Radio frequency interpolation also increases the number of echo lines per transmit pulse. The ultrasound beams are acquired in the same way as in a conventional system (possibly including multi-focus). Then, however, additional RF lines are interpolated between the acquired lines from the beamformer. The interpolation is performed on the RF (or baseband I/Q) signals while the conventional scan interpolation operates on the detected signal. The RF interpolation includes phase information and therefore eliminates artifacts associated with video interpolation. Due to the artifact elimination, the physically acquired ultrasound lines (from the beamformer) can be spaced farther apart than in a conventional system and thus the frame rate can be increased.
The system implementation of multi-line acquisition is expensive since it requires parallel signal paths in the beamformer. Although the complexity increases almost linearly with the number of parallel receive lines, the amount of hardware increases less than that rate. Some of the parallel hardware can be efficiently implemented using custom designed chips, and thus some hardware savings can be attained. The implementation of RF interpolation is much less demanding since the beamformer is not affected. The RF interpolation uses beamsummed data of consecutive firings and interpolates one or more values for every sample.

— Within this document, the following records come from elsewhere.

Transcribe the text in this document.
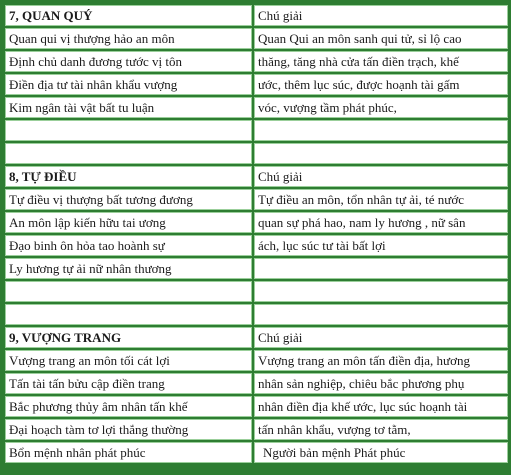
7, QUAN QUÝ	Chú giải
Quan qui vị thượng hảo an môn	Quan Qui an môn sanh qui tử, sỉ lộ cao
Định chủ danh đương tước vị tôn	thăng, tăng nhà cửa tấn điền trạch, khế
Điền địa tư tài nhân khẩu vượng	ước, thêm lục súc, được hoạnh tài gấm
Kim ngân tài vật bất tu luận	vóc, vượng tầm phát phúc,

8, TỰ ĐIỀU	Chú giải
Tự điều vị thượng bất tương đương	Tự điều an môn, tổn nhân tự ải, té nước
An môn lập kiến hữu tai ương	quan sự phá hao, nam ly hương , nữ sân
Đạo binh ôn hỏa tao hoành sự	ách, lục súc tư tài bất lợi
Ly hương tự ải nữ nhân thương	

9, VƯỢNG TRANG	Chú giải
Vượng trang an môn tối cát lợi	Vượng trang an môn tấn điền địa, hương
Tấn tài tấn bửu cập điền trang	nhân sản nghiệp, chiêu bắc phương phụ
Bắc phương thủy âm nhân tấn khế	nhân điền địa khế ước, lục súc hoạnh tài
Đại hoạch tàm tơ lợi thắng thường	tấn nhân khẩu, vượng tơ tằm,
Bổn mệnh nhân phát phúc	Người bản mệnh Phát phúc
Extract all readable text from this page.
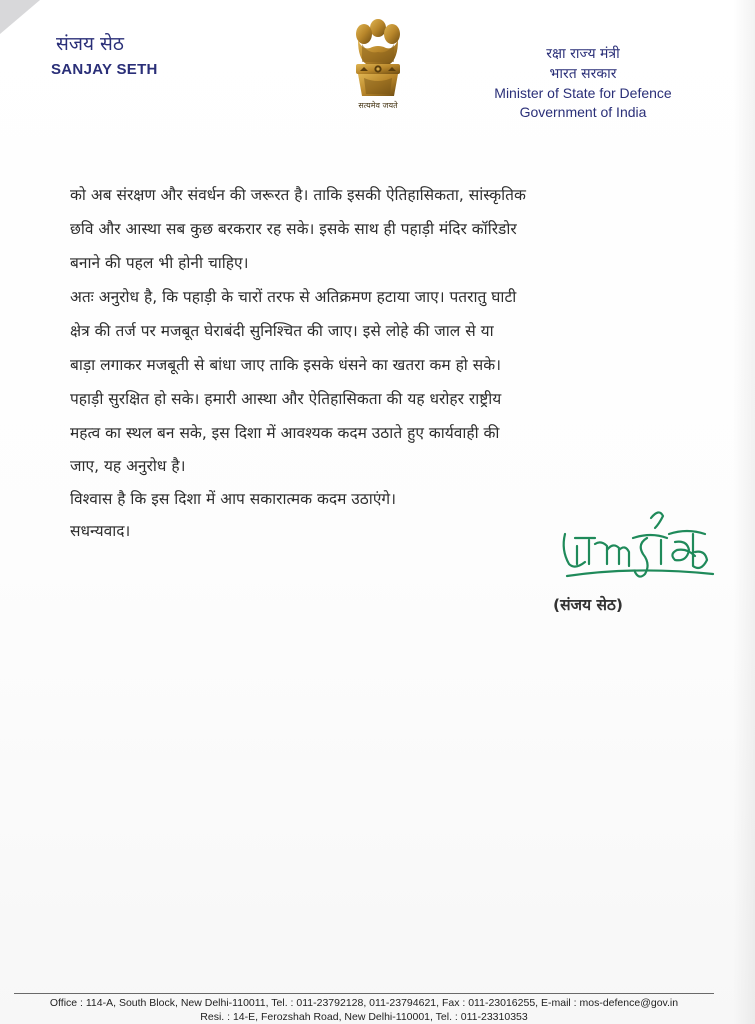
संजय सेठ
SANJAY SETH
सत्यमेव जयते
रक्षा राज्य मंत्री
भारत सरकार
Minister of State for Defence
Government of India
को अब संरक्षण और संवर्धन की जरूरत है। ताकि इसकी ऐतिहासिकता, सांस्कृतिक
छवि और आस्था सब कुछ बरकरार रह सके। इसके साथ ही पहाड़ी मंदिर कॉरिडोर
बनाने की पहल भी होनी चाहिए।
अतः अनुरोध है, कि पहाड़ी के चारों तरफ से अतिक्रमण हटाया जाए। पतरातु घाटी
क्षेत्र की तर्ज पर मजबूत घेराबंदी सुनिश्चित की जाए। इसे लोहे की जाल से या
बाड़ा लगाकर मजबूती से बांधा जाए ताकि इसके धंसने का खतरा कम हो सके।
पहाड़ी सुरक्षित हो सके। हमारी आस्था और ऐतिहासिकता की यह धरोहर राष्ट्रीय
महत्व का स्थल बन सके, इस दिशा में आवश्यक कदम उठाते हुए कार्यवाही की
जाए, यह अनुरोध है।
विश्वास है कि इस दिशा में आप सकारात्मक कदम उठाएंगे।
सधन्यवाद।
(संजय सेठ)
Office : 114-A, South Block, New Delhi-110011, Tel. : 011-23792128, 011-23794621, Fax : 011-23016255, E-mail : mos-defence@gov.in
Resi. : 14-E, Ferozshah Road, New Delhi-110001, Tel. : 011-23310353
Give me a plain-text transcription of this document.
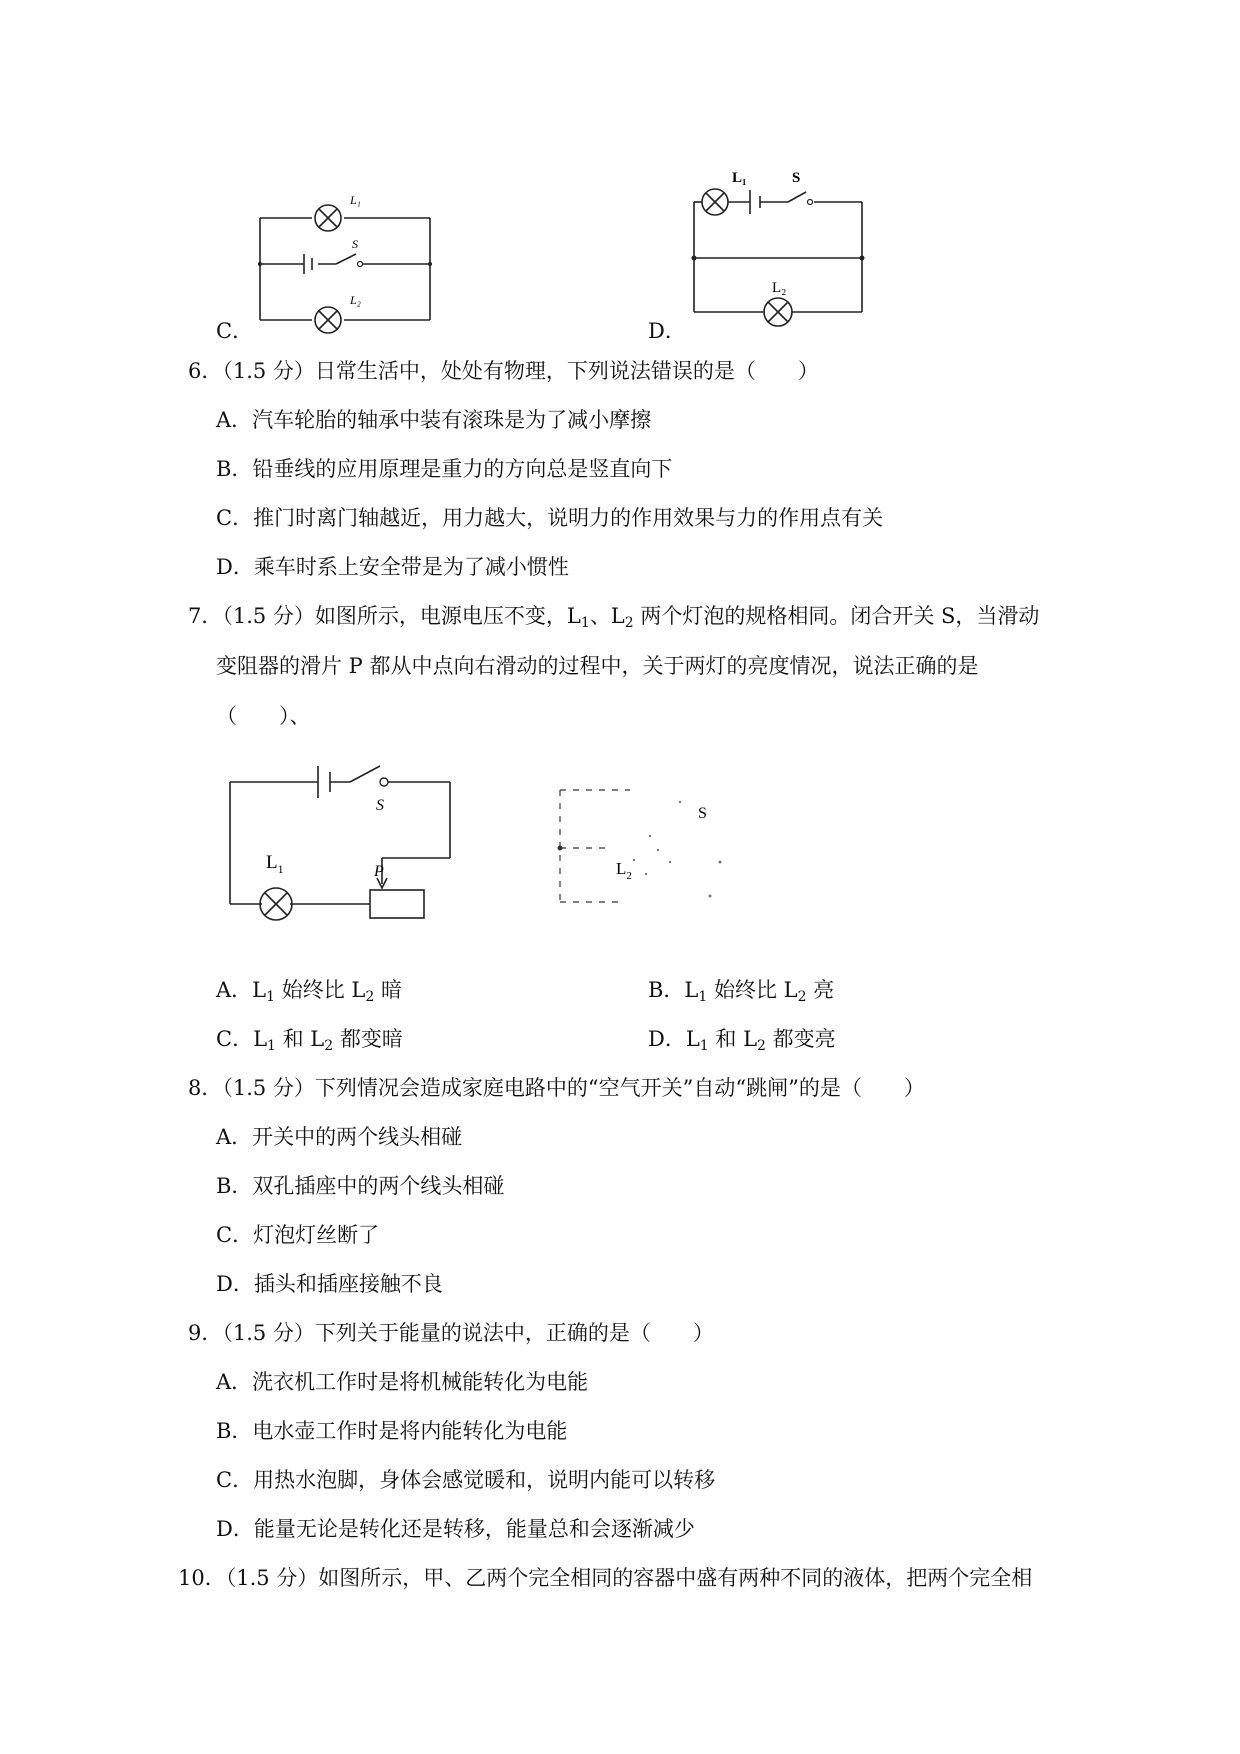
C．
L₁
S
L₂
D．
L₁	S
L₂
6．（1.5 分）日常生活中，处处有物理，下列说法错误的是（　　）
A．汽车轮胎的轴承中装有滚珠是为了减小摩擦
B．铅垂线的应用原理是重力的方向总是竖直向下
C．推门时离门轴越近，用力越大，说明力的作用效果与力的作用点有关
D．乘车时系上安全带是为了减小惯性
7．（1.5 分）如图所示，电源电压不变，$L_1$、$L_2$ 两个灯泡的规格相同。闭合开关 S，当滑动
变阻器的滑片 P 都从中点向右滑动的过程中，关于两灯的亮度情况，说法正确的是
（　　）、
S
$L_1$	P
S
$L_2$
A．$L_1$ 始终比 $L_2$ 暗	B．$L_1$ 始终比 $L_2$ 亮
C．$L_1$ 和 $L_2$ 都变暗	D．$L_1$ 和 $L_2$ 都变亮
8．（1.5 分）下列情况会造成家庭电路中的“空气开关”自动“跳闸”的是（　　）
A．开关中的两个线头相碰
B．双孔插座中的两个线头相碰
C．灯泡灯丝断了
D．插头和插座接触不良
9．（1.5 分）下列关于能量的说法中，正确的是（　　）
A．洗衣机工作时是将机械能转化为电能
B．电水壶工作时是将内能转化为电能
C．用热水泡脚，身体会感觉暖和，说明内能可以转移
D．能量无论是转化还是转移，能量总和会逐渐减少
10．（1.5 分）如图所示，甲、乙两个完全相同的容器中盛有两种不同的液体，把两个完全相
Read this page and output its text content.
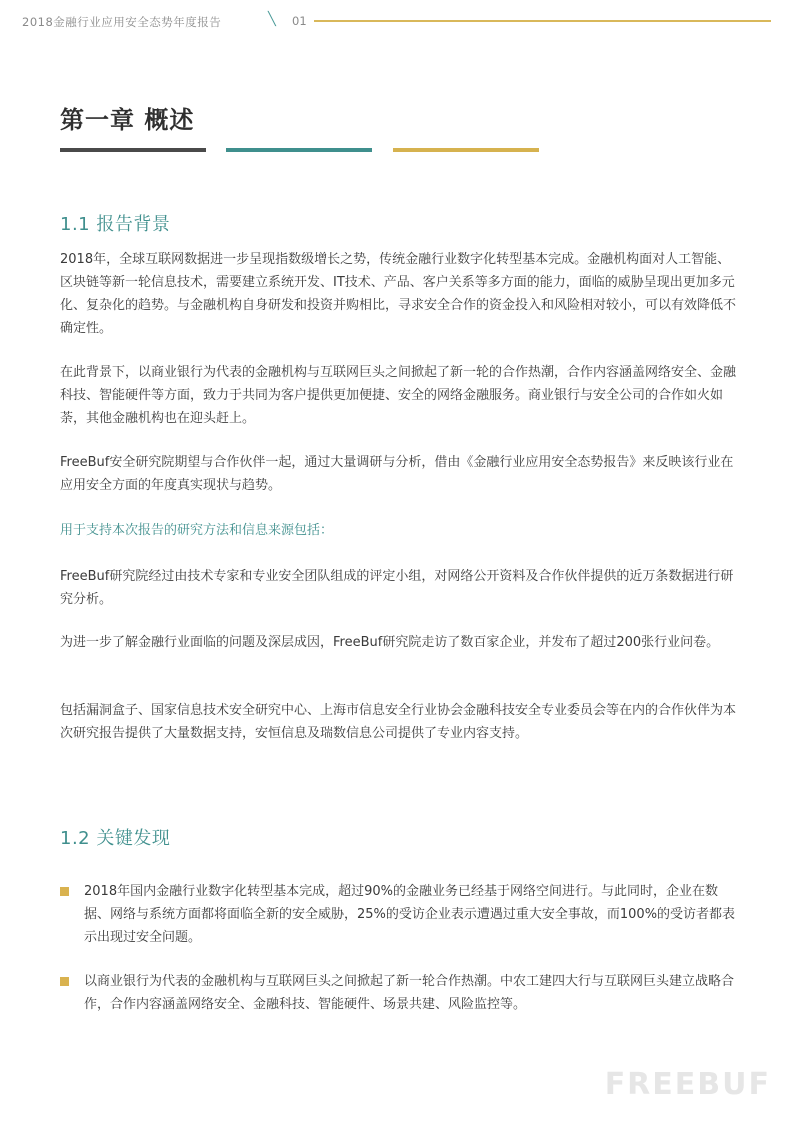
2018金融行业应用安全态势年度报告	╲ 01
第一章 概述
1.1 报告背景

2018年，全球互联网数据进一步呈现指数级增长之势，传统金融行业数字化转型基本完成。金融机构面对人工智能、区块链等新一轮信息技术，需要建立系统开发、IT技术、产品、客户关系等多方面的能力，面临的威胁呈现出更加多元化、复杂化的趋势。与金融机构自身研发和投资并购相比，寻求安全合作的资金投入和风险相对较小，可以有效降低不确定性。

在此背景下，以商业银行为代表的金融机构与互联网巨头之间掀起了新一轮的合作热潮，合作内容涵盖网络安全、金融科技、智能硬件等方面，致力于共同为客户提供更加便捷、安全的网络金融服务。商业银行与安全公司的合作如火如荼，其他金融机构也在迎头赶上。

FreeBuf安全研究院期望与合作伙伴一起，通过大量调研与分析，借由《金融行业应用安全态势报告》来反映该行业在应用安全方面的年度真实现状与趋势。

用于支持本次报告的研究方法和信息来源包括：

FreeBuf研究院经过由技术专家和专业安全团队组成的评定小组，对网络公开资料及合作伙伴提供的近万条数据进行研究分析。

为进一步了解金融行业面临的问题及深层成因，FreeBuf研究院走访了数百家企业，并发布了超过200张行业问卷。

包括漏洞盒子、国家信息技术安全研究中心、上海市信息安全行业协会金融科技安全专业委员会等在内的合作伙伴为本次研究报告提供了大量数据支持，安恒信息及瑞数信息公司提供了专业内容支持。

1.2 关键发现

2018年国内金融行业数字化转型基本完成，超过90%的金融业务已经基于网络空间进行。与此同时，企业在数据、网络与系统方面都将面临全新的安全威胁，25%的受访企业表示遭遇过重大安全事故，而100%的受访者都表示出现过安全问题。

以商业银行为代表的金融机构与互联网巨头之间掀起了新一轮合作热潮。中农工建四大行与互联网巨头建立战略合作，合作内容涵盖网络安全、金融科技、智能硬件、场景共建、风险监控等。

FREEBUF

One conventional ultrasonic imaging system achieves high spatial resolution by applying a low F-number in both transmit and receive. A drawback of the low transmit F-number is a short depth of field for a given transmit focal point, i.e., the high spatial resolution is achievable only over a small range in depth. To overcome this deficiency, the image is acquired in range segments where each segment has its dedicated focal point. By applying a large number of focal points, spatial resolution is improved. While this provides good image quality, it compromises on the imaging frame rate, i.e., the image acquisition time is drastically increased by the sequential processing of a large number of focal points. In a conventional ultrasound system, each range segment is acquired with its associated transmit focal point. The segments are processed individually and joined to form the image. An image point is formed from data from a single segment. (There might be a short transition to blend from one segment to the other; however, no attempt is made to combine data from more than one focal point with the goal of correcting for focusing errors.) For every additional image segment, a separate transmit event is required, thereby increasing the acquisition time for the entire image. As a first approximation, the acquisition time is proportional to the number of segments, i.e., the number of transmit focal points. There is need for a method which will allow the number of transmit focal points to be reduced without loss of spatial resolution.